– Кар! Кар! Это Кар! – вопил то один, то другой. – Он вернулся! Вернулся из Хель!

Да, это оказался Кар – посиневший, с выпученными глазами, горящими ярким серо-синим светом. На его горле отчетливо виднелась рана – не свежая, но и не зажившая, а вялый обескровленный порез, какие бывают только на мертвых телах. Но он шел к усадьбе, шел широким шагом, лишь изредка покачиваясь и для равновесия размахивая руками. На лице его застыло дикое выражение, никогда не виданное у него прежде: сила, решимость и сосредоточенность, как будто он старается не забыть, зачем идет.

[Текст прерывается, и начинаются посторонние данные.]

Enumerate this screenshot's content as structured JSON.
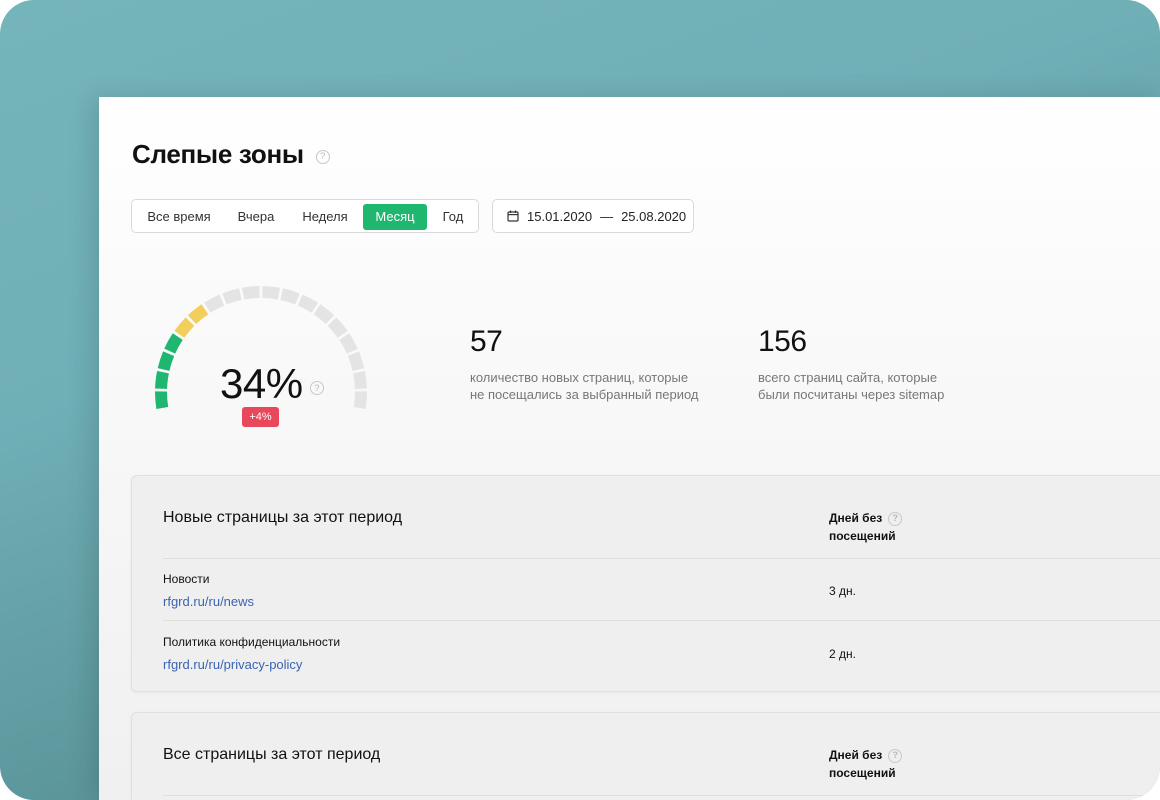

Двор вымер, все попрятались, ворота остались открытыми. Мертвец вошел во двор и направился прямо к дверям хозяйского дома. Его шаги тяжело отдавались в тишине затаившей дыхание усадьбы, и у каждого жутью схватывало сердце. В появлении мертвеца видели знак, которого каждый в глубине души давно ждал и все же надеялся не дождаться. Она пришла, злая судьба побежденного Квиттинга! Все разом показалось безнадежным: сама Хель прислала мертвого колдуна за теми, кому суждено умереть.

Эйвинд Гусь хотел запереть дверь в гридницу, но Сиггейр остановил его.

– Послушаем, что он скажет, – негромко и даже равнодушно сказал жрец из Тюрсхейма. – Не бойтесь. Светлые Асы защитят нас.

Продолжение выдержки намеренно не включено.